彼が階段を上がると、屋敷の中はさらに不気味な静けさに包まれていた。突如、彼の背後から何かが微かに動く音がした。広瀬は振り返るが、やはりそこには誰もいない。冷や汗が彼の顔を伝わって流れ落ちる。やがて広瀬は、ある一室の前で足を止めた。

その部屋には鍵が掛かっておらず、扉が半開きになっていた。ふと、中を覗き込むと、そこには古い拷問器具が収められていた。椅子には錆び付いた鋼鉄の拘束具が取り付けられており、壁には古びた鎖が垂れ下がっていた。それを見た瞬間、広瀬の背筋に冷たいものが走った。
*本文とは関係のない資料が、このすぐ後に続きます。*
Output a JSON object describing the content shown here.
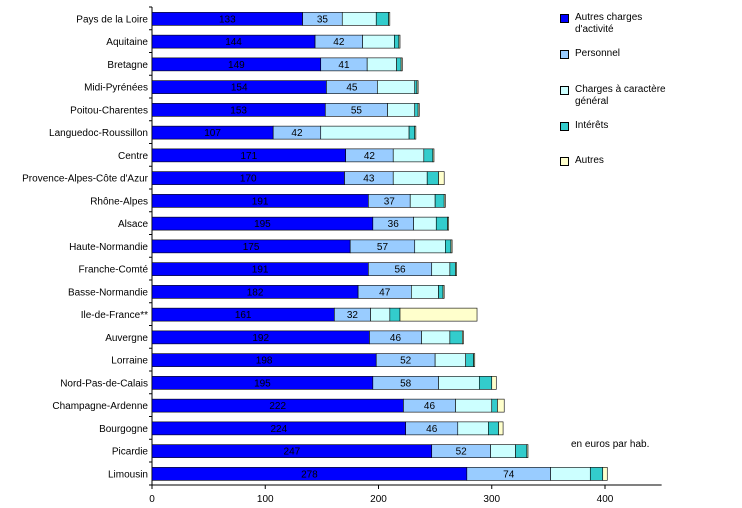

部屋の中央にあるテーブルの上には、小さな箱が置かれていた。広瀬はそれを手に取ると、息を呑んで蓋を開けた。箱の中には人間の指と髪の毛が納められていた。指は切り落とされたままの状態で保存されており、その悪臭は顔を背けさせるほどだった。広瀬は、ここに住んでいた者がどんなに狂った人物だったのかを思い知らされた。

その瞬間、背後から冷たい風が吹き抜け、部屋の扉がゆっくりと閉じ始めた。広瀬の恐怖は頂点に達し、彼は一目散にその場を離れようと駆け出した。しかし、彼の足は思うように動かず、まるで何かに捕らえられたかのように制止された。広瀬は必死にその場から逃げ出そうとしたが、次第に意識が薄れていった。

彼の目の前に広がる視界が歪み、気が付くと、彼は再び広間に立っていた。しかし、今度はテーブルの周りに影が立ち並んでいた。その影たちの顔は彼にはっきりとは見えないが、一人一人が広瀬を見下ろし、何かを囁いているようだった。その声は広瀬の耳元で静かに、しかし確実に響いた。

「いらっしゃい……新しい家族がまた一人……」

広瀬は自分が何をされるのかを悟り、その場で声にならない叫び声を上げた。しかし、その声は誰にも届くことなく、影たちに包まれた彼に容赦はなかった。彼の意識は再び闇に沈み、もう二度とその館から出ることはなかった。

それからというもの、古びた洋館は次々と勇気ある者たちを引き寄せるが、誰一人として帰ってくる者はいなかった。館はただ静かに、ゆっくりと、狂気に染まった者たちを受け入れ続けている。そして、また一つ、偽りのない都市伝説が生まれるのだ。